Un arrêt de travail à l'école communale de Villers-le-Bouillet, car le fondamental est aussi impacté par le nouveau décret-programme
Un arrêt de travail a été organisé à l'école communale de Villers-le-Bouillet. Parce que pour les enseignants, le fondamental est également touché.

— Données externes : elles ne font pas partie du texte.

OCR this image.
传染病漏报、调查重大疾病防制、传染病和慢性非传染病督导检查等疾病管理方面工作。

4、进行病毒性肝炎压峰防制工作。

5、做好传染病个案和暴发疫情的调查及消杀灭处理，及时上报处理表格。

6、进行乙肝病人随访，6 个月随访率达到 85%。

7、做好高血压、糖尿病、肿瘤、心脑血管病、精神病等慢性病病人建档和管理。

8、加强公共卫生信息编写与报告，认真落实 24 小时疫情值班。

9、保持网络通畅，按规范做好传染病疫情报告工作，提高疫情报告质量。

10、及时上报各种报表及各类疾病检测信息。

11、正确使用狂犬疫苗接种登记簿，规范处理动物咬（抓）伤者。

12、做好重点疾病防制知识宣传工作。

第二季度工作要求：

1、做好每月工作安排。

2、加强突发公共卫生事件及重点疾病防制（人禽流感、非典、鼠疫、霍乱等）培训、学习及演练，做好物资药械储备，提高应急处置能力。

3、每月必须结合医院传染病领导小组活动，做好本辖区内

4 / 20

- Publié le 19-06-2026 à 11h07

La grève dans l'enseignement secondaire fait tâche d'huile dans le primaire. Vendredi, un arrêt de travail a été organisé à l'école communale de Villers-le-Bouillet. "Le syndicat nous a fait part que, peu d'écoles primaires osent se mobiliser", explique Laura Delairesse, institutrice en 4è année. "Nous, nos élèves sont jeunes et ne peuvent donc pas errer comme dans le secondaire. C'est pourquoi, nous avons organisé un arrêt de travail pour montrer notre soutien."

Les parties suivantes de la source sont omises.